A random walk where a ball travels to the boundary wall each frame; built to understand circular geometry and non-blocking animation loops.

PythonTurtleTkinter
Ball simulation
WHY IT EXISTS

I wanted to understand how real-time animation loops work without a game engine doing the work for me. Turtle and Tkinter are humble tools, which meant every frame, every button, and every coordinate had to be reasoned through manually.

WHAT WAS HARD

The ball's starting position uses the square root method for uniform distribution inside a circle, without it, positions cluster toward the centre. Getting that right, and then separately solving the quadratic to find exactly where a ray from the ball's position hits the circular wall, were the two moments where the math stopped being abstract.

WHAT I'D DO DIFFERENTLY

Decouple the physics from the renderer entirely. Right now the simulation speed is tied to the UI refresh rate. A headless physics layer would let you run the math faster than the screen can draw, which opens up 'multi-ball simulations' and makes the collision logic actually testable.

Technical Notes
01
Each frame the ball picks a random angle, calculates the distance to the boundary in that direction using a quadratic, and jumps there. move_speed = 1.0 means it always travels the full distance. The result looks like bouncing but the mechanism is completely different.
02
Placing the ball at a random position inside a circle naively, `random r`, `random theta`, produces clustering near the centre.

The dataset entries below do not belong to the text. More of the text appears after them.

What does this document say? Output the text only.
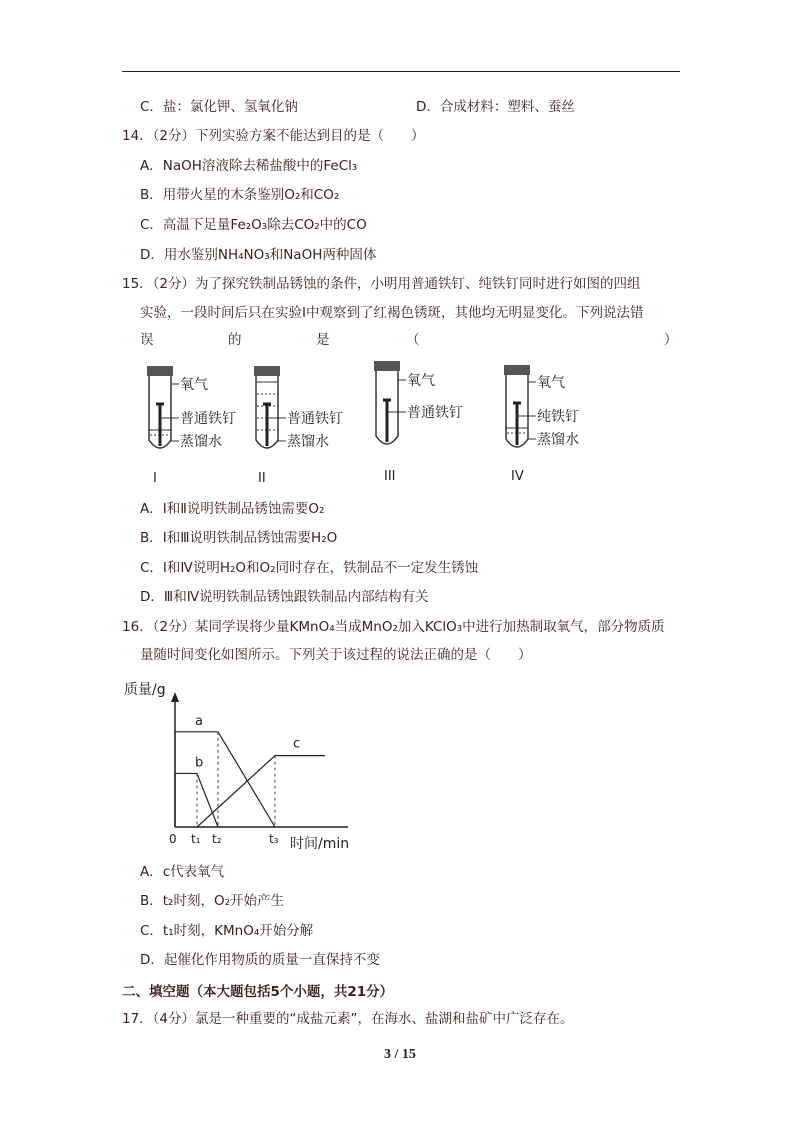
C．盐：氯化钾、氢氧化钠	D．合成材料：塑料、蚕丝
14．（2分）下列实验方案不能达到目的是（　　）
A．NaOH溶液除去稀盐酸中的FeCl₃
B．用带火星的木条鉴别O₂和CO₂
C．高温下足量Fe₂O₃除去CO₂中的CO
D．用水鉴别NH₄NO₃和NaOH两种固体
15．（2分）为了探究铁制品锈蚀的条件，小明用普通铁钉、纯铁钉同时进行如图的四组
实验，一段时间后只在实验Ⅰ中观察到了红褐色锈斑，其他均无明显变化。下列说法错
误	的	是	（	）
氧气
普通铁钉
蒸馏水
I
普通铁钉
蒸馏水
II
氧气
普通铁钉
III
氧气
纯铁钉
蒸馏水
IV
A．Ⅰ和Ⅱ说明铁制品锈蚀需要O₂
B．Ⅰ和Ⅲ说明铁制品锈蚀需要H₂O
C．Ⅰ和Ⅳ说明H₂O和O₂同时存在，铁制品不一定发生锈蚀
D．Ⅲ和Ⅳ说明铁制品锈蚀跟铁制品内部结构有关
16．（2分）某同学误将少量KMnO₄当成MnO₂加入KClO₃中进行加热制取氧气，部分物质质
量随时间变化如图所示。下列关于该过程的说法正确的是（　　）
质量/g
时间/min
0 t₁ t₂	t₃
a
b
c
A．c代表氧气
B．t₂时刻，O₂开始产生
C．t₁时刻，KMnO₄开始分解
D．起催化作用物质的质量一直保持不变
二、填空题（本大题包括5个小题，共21分）
17．（4分）氯是一种重要的“成盐元素”，在海水、盐湖和盐矿中广泛存在。
3 / 15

Sampling r as `sqrt(random)` corrects the distribution so the ball is equally likely to appear anywhere inside the boundary.
03
The animation uses Turtle's ontimer to schedule the next frame rather than a while loop. This keeps the Tkinter thread free, which is why the Start, Stop, and Reset buttons stay responsive during the simulation.
04
The endeavor of doing it the old school way, was eye-opening, and made me realise how profound and great people were at that time in the programming space. As I was tackling obstacles, I was gaining more perspective, in terms of scope and overall awareness of the module I was using. It is truly fascinating that we are living in this age of AI, however we are losing depth in whatever we are doing, which is taken care of AI. It is a double edged sword and one cannot catch it when it is mid-air.